Ainsi, parlant de Michael Sharp et Zaidan Catalan, l’éditorialiste du journal américain estime qu’«Il est justifié de se demander comment ils se sont rendus dans une zone éloignée et violente, sur des taxis motos avec un seul interprète à leur côté, sans formation, sécurité, sans équipement adéquat ou même l’assurance maladie». De l’enquête, il fait ce constat : «Près de deux mois se sont écoulés avant que les Nations Unies ne montent un panel pour examiner ce qui a mal tourné.

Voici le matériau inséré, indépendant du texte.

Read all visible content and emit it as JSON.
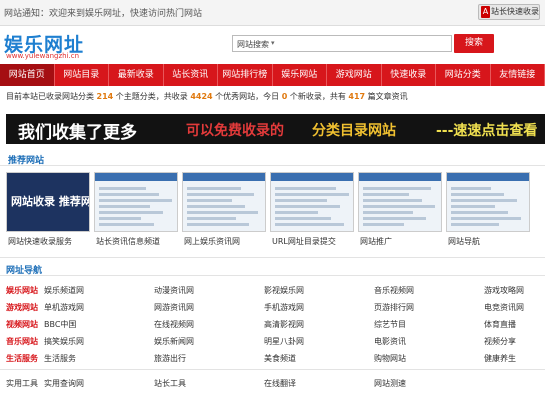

Le Conseil de sécurité des Nations Unies pourrait aller plus loin et organiser une enquête plus formelle, mais plus de deux mois après les meurtres, il n’a pris aucune mesure dans cette direction».

 

On sait qu’au cours de sa réunion du 23 mai 2017 consacrée à ce crime, le Conseil de sécurité de l’Onu a réagi le même jour à l’annonce, par le procureur général de la République, de l’ouverture d’une enquête « pour en savoir un peu plus » sur ce dossier.

Se basant sur l’enregistrement publié deux jours plus tôt par «New York Times», Flory Kabange a considéré que «La nature et les circonstances de cette conversation ne peuvent aucunement laisser indifférent l’officier du ministère public» qu’il est.

On sait que le 20 mai, le colonel Makutu Mwendele Odon, 1er avocat général près la Haute cour militaire des Fardc, a fait état de l’ouverture du procès des meurtriers dans les prochains jours, excluant au passage la mise en cause d’un agent de l’ordre congolais. Il a révélé la fin de l’instruction après dix semaines d’enquête. «Les audiences publiques vont bientôt se tenir (…), deux insurgés sont en détention sur 16 incriminés« , a-t-il déclaré, les infractions retenues étant le crime de guerre par meurtre, le crime de guerre par mutilation, le terrorisme et la participation à un mouvement insurrectionnel.

Lieu éventuel du procès : Kananga.

Il se fait seulement qu’au cours de cette réunion du 23 mai 2017, le Conseil de sécurité n’a nullement apprécié l’ouverture de ce procès, réagissant exactement comme l’a fait 48 heures plus tôt Georges Kapiamba, président de l’Acaj. Intervenant sur Rfi, l’activiste des Droits de l’homme est d’avis qu’«On ne peut pas penser mener une enquête sur des crimes qui ont donné lieu à plus de quarante fosses communes avec une petite équipe et sans des moyens suffisants». Il a même considéré qu’il s’agit d’une précipitation relevant «sans doute d’une stratégie : celle de piéger les institutions internationales».

L’Accord de siège ou Sofa

Effectivement, pour le porte-parole Stéphane Dujarric, «Cela semble avoir été mené avec pas mal de rapidité ».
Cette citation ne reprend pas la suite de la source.